A research assistant
But, I had an idea: I would hire someone to handle two primary jobs: combing through the release logs and docs changes of the last few versions of Laravel to make sure we updated everything, and then running all of the code samples in the book in the latest version of Laravel to make sure it worked.
I hired my friend Wilbur Powery to take on this task, and he became my research assistant, sending in pull requests with small modifications to the code samples or some of the documentation, or any time it was more than just a syntax change, leaving me a note inline that I should write or delete or modify a bigger section.
With this help, I was able to essentially ignore the book for weeks at a time while Wilbur would research the next chapter and deliver his notes. Then, once each chapter was done, I would approve all of his minor edits, and then sit down to write or re-write any bigger sections that had changed significantly.
The printout
Once that was all done, I printed the entire book and had it bound. I read the entire book cover to cover over the span of a few weeks, poring over every sentence and example with a pen or marker and a huge stack of mini postit page marking tabs.

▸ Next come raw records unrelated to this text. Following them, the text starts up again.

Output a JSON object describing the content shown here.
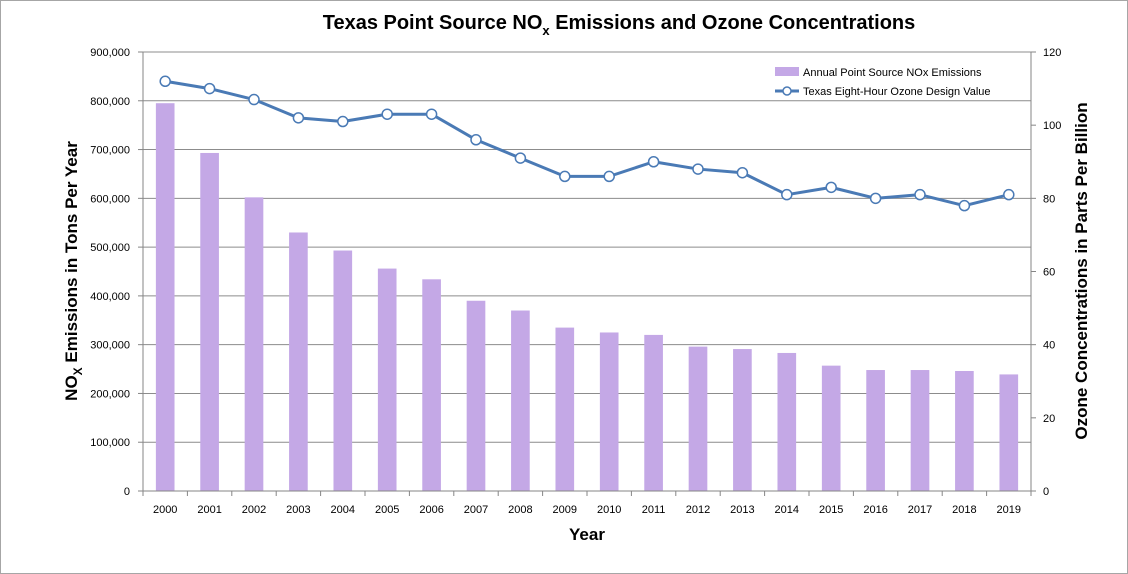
{
  "chart_data": {
    "type": "bar+line",
    "title": {
      "prefix": "Texas Point Source NO",
      "subscript": "x",
      "suffix": " Emissions and Ozone Concentrations"
    },
    "xlabel": "Year",
    "ylabel_left": {
      "prefix": "NO",
      "subscript": "X",
      "suffix": " Emissions  in Tons Per Year"
    },
    "ylabel_right": "Ozone  Concentrations  in Parts Per Billion",
    "categories": [
      "2000",
      "2001",
      "2002",
      "2003",
      "2004",
      "2005",
      "2006",
      "2007",
      "2008",
      "2009",
      "2010",
      "2011",
      "2012",
      "2013",
      "2014",
      "2015",
      "2016",
      "2017",
      "2018",
      "2019"
    ],
    "left_axis": {
      "ylim": [
        0,
        900000
      ],
      "ticks": [
        0,
        100000,
        200000,
        300000,
        400000,
        500000,
        600000,
        700000,
        800000,
        900000
      ],
      "tick_labels": [
        "0",
        "100,000",
        "200,000",
        "300,000",
        "400,000",
        "500,000",
        "600,000",
        "700,000",
        "800,000",
        "900,000"
      ]
    },
    "right_axis": {
      "ylim": [
        0,
        120
      ],
      "ticks": [
        0,
        20,
        40,
        60,
        80,
        100,
        120
      ],
      "tick_labels": [
        "0",
        "20",
        "40",
        "60",
        "80",
        "100",
        "120"
      ]
    },
    "grid": true,
    "legend_position": "top-right",
    "series": [
      {
        "name": "Annual Point Source NOx Emissions",
        "type": "bar",
        "axis": "left",
        "color": "#c4a8e6",
        "values": [
          795000,
          693000,
          602000,
          530000,
          493000,
          456000,
          434000,
          390000,
          370000,
          335000,
          325000,
          320000,
          296000,
          291000,
          283000,
          257000,
          248000,
          248000,
          246000,
          239000
        ]
      },
      {
        "name": "Texas Eight-Hour Ozone Design Value",
        "type": "line",
        "axis": "right",
        "color": "#4a7ab5",
        "values": [
          112,
          110,
          107,
          102,
          101,
          103,
          103,
          96,
          91,
          86,
          86,
          90,
          88,
          87,
          81,
          83,
          80,
          81,
          78,
          81
        ]
      }
    ]
  }
}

Once that was done, I entered those changes in manually.
Next steps
I mentioned this on Twitter, but as I was about to publish this article, we discovered the book wouldn't go to print until early February 2019, which is right around when Laravel 5.8 was going to come out. So, I worked with my editors to add a bit of time into the production timeline so we can update it for 5.8 and then push it out in early March.
Here's a really rough timeline of events—(without dates, but you can at least see what the order is like:
- Suggest book to publisher
- Negotiate contract and rough timelines
- Write book
- Get feedback from editor and tech reviewers—preferably in small chunks as writing progresses but sometimes in larger chunks as half or all of the book is done
- Personal review
- Send the final-ish copy to Production
- Copy editing (and me reviewing the edits)
- Indexing (and me reviewing the index)
- Final review
- Files to printer and eBook generation
- Book delivered to sellers
I think that's all for now. Off to get Wilbur and me started with making a list of edits for 5.8!